Kemudian ada harga minyak akan turun. Rata-rata harga minyak Brent sekitar USD 95 per barel pada kuartal IV 2025. Sebelumnya, jarga minyak melambung ke level tertinggi pada Senin, 23 Juni 2025 sejak Januari setelah Washington bergabung dengan Israel selama akhir pekan saat menyerang fasilitas nuklir Iran.
Goldman menyoroti prediksi pasar, meskipun likuiditas terbatas, kini mencerminkan probabilitas 52% Iran menutup Selat Hormuz pada 2025, mengutip data dari Polymarket.
Selain itu, disebutkan penurunan pasokan Iran sebesar 1,75 juta barel per hari dapat mendorong harga minyak mentah Brent ke puncak sekitar USD 90 per barel.
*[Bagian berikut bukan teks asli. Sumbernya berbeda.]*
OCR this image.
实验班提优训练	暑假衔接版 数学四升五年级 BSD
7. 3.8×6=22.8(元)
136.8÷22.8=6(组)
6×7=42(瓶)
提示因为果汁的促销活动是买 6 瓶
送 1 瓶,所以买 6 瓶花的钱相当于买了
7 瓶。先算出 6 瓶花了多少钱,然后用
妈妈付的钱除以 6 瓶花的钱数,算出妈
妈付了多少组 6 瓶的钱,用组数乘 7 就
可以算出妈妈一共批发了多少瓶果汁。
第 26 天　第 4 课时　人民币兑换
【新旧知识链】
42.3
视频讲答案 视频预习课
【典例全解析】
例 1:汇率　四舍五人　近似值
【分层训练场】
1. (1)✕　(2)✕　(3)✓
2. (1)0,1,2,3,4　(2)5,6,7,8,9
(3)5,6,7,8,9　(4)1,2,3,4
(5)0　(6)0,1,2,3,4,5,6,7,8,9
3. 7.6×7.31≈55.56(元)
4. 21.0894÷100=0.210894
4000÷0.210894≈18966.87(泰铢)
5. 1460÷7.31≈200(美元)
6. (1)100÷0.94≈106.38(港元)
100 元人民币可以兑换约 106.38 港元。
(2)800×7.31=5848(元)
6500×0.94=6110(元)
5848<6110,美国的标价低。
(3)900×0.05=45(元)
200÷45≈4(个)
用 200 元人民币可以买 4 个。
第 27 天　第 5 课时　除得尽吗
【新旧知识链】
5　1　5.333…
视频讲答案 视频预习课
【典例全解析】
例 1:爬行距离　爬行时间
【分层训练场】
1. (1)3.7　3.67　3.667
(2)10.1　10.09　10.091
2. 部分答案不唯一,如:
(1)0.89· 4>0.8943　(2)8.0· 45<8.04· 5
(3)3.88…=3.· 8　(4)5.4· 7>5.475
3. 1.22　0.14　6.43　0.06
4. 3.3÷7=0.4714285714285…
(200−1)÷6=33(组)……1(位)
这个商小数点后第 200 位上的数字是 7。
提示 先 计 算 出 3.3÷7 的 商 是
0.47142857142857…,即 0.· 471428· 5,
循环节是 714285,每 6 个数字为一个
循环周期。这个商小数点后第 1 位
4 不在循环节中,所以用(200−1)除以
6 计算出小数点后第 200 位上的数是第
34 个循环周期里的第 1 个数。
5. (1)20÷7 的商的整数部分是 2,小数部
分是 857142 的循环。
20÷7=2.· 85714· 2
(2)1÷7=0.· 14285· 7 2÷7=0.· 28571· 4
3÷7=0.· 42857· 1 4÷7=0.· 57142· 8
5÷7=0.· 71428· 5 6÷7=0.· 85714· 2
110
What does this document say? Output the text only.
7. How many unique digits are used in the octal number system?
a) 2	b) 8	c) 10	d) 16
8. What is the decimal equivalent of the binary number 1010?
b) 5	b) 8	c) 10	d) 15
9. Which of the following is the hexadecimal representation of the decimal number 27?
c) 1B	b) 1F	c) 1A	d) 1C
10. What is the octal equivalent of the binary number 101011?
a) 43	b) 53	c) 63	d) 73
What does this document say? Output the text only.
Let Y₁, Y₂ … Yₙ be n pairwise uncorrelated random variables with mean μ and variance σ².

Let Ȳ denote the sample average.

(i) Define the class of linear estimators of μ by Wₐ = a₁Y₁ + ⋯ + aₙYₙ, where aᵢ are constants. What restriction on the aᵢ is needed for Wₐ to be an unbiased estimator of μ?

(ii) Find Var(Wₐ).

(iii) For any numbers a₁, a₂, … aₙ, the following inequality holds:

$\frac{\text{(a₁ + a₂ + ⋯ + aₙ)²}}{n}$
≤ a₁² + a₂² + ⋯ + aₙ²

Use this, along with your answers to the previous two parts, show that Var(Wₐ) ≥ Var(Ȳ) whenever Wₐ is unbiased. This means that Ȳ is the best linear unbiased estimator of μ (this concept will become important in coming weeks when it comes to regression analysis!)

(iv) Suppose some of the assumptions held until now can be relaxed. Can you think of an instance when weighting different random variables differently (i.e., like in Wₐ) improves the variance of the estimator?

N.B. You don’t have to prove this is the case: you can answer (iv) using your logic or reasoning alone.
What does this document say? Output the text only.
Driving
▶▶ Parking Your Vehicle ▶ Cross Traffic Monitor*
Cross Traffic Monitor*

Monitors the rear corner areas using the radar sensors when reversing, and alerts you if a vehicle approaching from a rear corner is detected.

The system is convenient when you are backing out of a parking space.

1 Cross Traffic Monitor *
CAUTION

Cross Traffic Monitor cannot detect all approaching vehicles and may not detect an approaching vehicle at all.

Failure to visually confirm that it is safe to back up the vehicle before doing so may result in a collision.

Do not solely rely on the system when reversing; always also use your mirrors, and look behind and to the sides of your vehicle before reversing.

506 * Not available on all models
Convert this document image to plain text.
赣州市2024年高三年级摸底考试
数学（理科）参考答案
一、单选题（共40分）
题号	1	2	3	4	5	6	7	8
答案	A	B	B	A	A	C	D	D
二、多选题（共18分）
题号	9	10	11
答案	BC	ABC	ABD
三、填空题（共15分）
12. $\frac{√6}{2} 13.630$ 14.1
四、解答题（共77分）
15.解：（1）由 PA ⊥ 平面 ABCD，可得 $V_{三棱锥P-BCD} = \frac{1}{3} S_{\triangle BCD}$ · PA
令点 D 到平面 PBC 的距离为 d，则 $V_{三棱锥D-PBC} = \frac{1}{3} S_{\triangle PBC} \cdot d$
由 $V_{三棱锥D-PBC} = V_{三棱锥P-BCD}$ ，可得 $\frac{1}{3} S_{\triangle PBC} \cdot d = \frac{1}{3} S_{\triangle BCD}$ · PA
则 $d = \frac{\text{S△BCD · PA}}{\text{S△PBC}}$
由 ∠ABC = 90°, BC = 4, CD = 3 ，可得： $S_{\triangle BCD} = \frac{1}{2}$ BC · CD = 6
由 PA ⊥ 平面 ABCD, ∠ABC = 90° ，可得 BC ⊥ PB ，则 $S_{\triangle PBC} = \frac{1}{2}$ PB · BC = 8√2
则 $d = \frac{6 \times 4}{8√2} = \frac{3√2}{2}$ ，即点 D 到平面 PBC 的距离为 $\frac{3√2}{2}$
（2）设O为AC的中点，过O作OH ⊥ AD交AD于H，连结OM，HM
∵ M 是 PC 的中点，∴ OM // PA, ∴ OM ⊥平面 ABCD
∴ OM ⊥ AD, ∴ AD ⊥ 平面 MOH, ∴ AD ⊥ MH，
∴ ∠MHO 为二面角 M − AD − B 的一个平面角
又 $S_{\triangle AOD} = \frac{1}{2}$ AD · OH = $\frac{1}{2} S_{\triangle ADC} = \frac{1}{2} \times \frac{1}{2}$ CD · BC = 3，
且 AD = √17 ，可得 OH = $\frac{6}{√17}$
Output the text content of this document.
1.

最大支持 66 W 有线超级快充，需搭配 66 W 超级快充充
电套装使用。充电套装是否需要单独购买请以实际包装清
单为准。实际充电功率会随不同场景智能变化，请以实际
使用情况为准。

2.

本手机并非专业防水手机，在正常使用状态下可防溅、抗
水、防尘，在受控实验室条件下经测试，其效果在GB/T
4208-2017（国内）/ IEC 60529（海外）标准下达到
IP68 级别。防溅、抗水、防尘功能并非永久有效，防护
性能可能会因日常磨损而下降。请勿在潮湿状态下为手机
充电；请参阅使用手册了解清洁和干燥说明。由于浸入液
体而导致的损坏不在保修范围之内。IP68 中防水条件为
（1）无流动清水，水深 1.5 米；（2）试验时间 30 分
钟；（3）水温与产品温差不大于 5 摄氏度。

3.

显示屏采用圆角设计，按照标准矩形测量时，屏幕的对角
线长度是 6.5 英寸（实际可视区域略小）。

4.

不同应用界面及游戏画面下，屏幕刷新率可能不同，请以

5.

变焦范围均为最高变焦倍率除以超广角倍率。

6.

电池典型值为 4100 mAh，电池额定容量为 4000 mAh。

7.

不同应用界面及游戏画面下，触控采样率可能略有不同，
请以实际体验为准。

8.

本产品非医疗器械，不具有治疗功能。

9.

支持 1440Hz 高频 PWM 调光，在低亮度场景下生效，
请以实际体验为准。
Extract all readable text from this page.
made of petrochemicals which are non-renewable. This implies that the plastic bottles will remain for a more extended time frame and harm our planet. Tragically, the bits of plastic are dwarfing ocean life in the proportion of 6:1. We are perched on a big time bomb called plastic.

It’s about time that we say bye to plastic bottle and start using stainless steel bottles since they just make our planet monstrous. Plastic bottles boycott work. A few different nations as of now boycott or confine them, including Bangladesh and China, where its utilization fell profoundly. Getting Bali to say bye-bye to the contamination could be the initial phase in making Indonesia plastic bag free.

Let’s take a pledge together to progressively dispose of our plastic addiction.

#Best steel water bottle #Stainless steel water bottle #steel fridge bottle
Dalam satu skenario, bank tersebut mengatakan penurunan pasokan minyak Iran sebesar 1,75 juta barel per hari (bpd) selama enam bulan, diikuti oleh pemulihan bertahap, dapat mendorong harga minyak mentah Brent ke puncaknya pada USD 90 per barel sebelum jatuh ke USSD 60-an pada 2026.
Upaya AS dan China
Goldman Sachs menyebutkan, pada sub-skenario kedua, produksi Iran tetap rendah, harga minyak Brent masih dapat mencapai puncaknya pada USD 90, tetapi stabil antara USD 70-USD 80 pada 2026 karena berkurangnya persediaan dan kapasitas cadangan global.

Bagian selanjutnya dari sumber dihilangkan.